I have to load and unload unbroke horses quite often. The easiest way to do it is to use a 4 horse stock trailer. I pull it alongside a barn etc so that the barn wall forms one side of a chute. Using some pipe panels you can use the open door and the panels to form the other side of the chute. Have the horse herded into a small pen attached to the chute, then once she is in the chute close the pen. Slowly use the panels to crowd the horse into the trailer. She WILL go in. Once she is in shut the back door. If you want to get her into the front compartment let her settle down, then creep into the trailer and SLOWLY shut the gate.

I don't tie my horses when I trailer them. I believe they need to have their head free so that they can balance themselves. I would NOT use this opportunity to teach horse to tie.

When you get her home BEFORE she is unloaded, snap a 20 foot or so line of thick rope onto her halter and turn her out. She will step on the rope constantly and stop herself. She can't run with her feet on the rope! You can slowly start handling her safely this way.
     
    07-21-2010, 09:04 AM
  #8
Foal
We can't just use a normal truck, Its a huge road train transport. Only one that can do it so don't kno how its going to work.
     
    07-21-2010, 09:52 AM
  #9
Trained
Can you get someone out there to work with her for a while, getting her comfortable with the halter? Please don't sedate a horse to trailer them... don't know if you've ever seen a horse snap badly out of a sedation, but it's not pretty. They have no sense of pain or where they are, and will do anything to get out of the situation. If the mare snaps out in the trailer, you may well end up with a dead or near dead horse. Of course there are the more common issues about sedation while travelling, affecting balance and digestion which may easily give you a horse that goes down while travelling, or getting colic.

If you're using a transport company to do it, very few of them will allow a sedated horse on board anyway, and most have experienced horsemen on board to load the horse safely. Leave them to do their job without interfering and you'll be fine.
     
    07-21-2010, 01:02 PM
  #10
Yearling
Quote:
Originally Posted by Kayty    
Can you get someone out there to work with her for a while, getting her comfortable with the halter? Please don't sedate a horse to trailer them... don't know if you've ever seen a horse snap badly out of a sedation, but it's not pretty. They have no sense of pain or where they are, and will do anything to get out of the situation. If the mare snaps out in the trailer, you may well end up with a dead or near dead horse. Of course there are the more common issues about sedation while travelling, affecting balance and digestion which may easily give you a horse that goes down while travelling, or getting colic.

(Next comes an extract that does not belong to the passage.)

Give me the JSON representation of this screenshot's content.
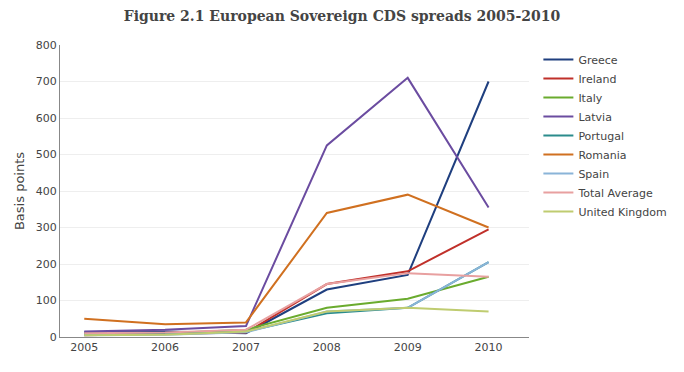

If you're using a transport company to do it, very few of them will allow a sedated horse on board anyway, and most have experienced horsemen on board to load the horse safely. Leave them to do their job without interfering and you'll be fine.
Most I know won't load an un-halterbroke horse either, so make sure your company understands the situation before "counting" on them to do the pick up.

I agree... do NOT sedate her. It's not safe for horses to travel sedated.

Draftrider has about the only option available to you if this mare can't be halterbroke in the time needed.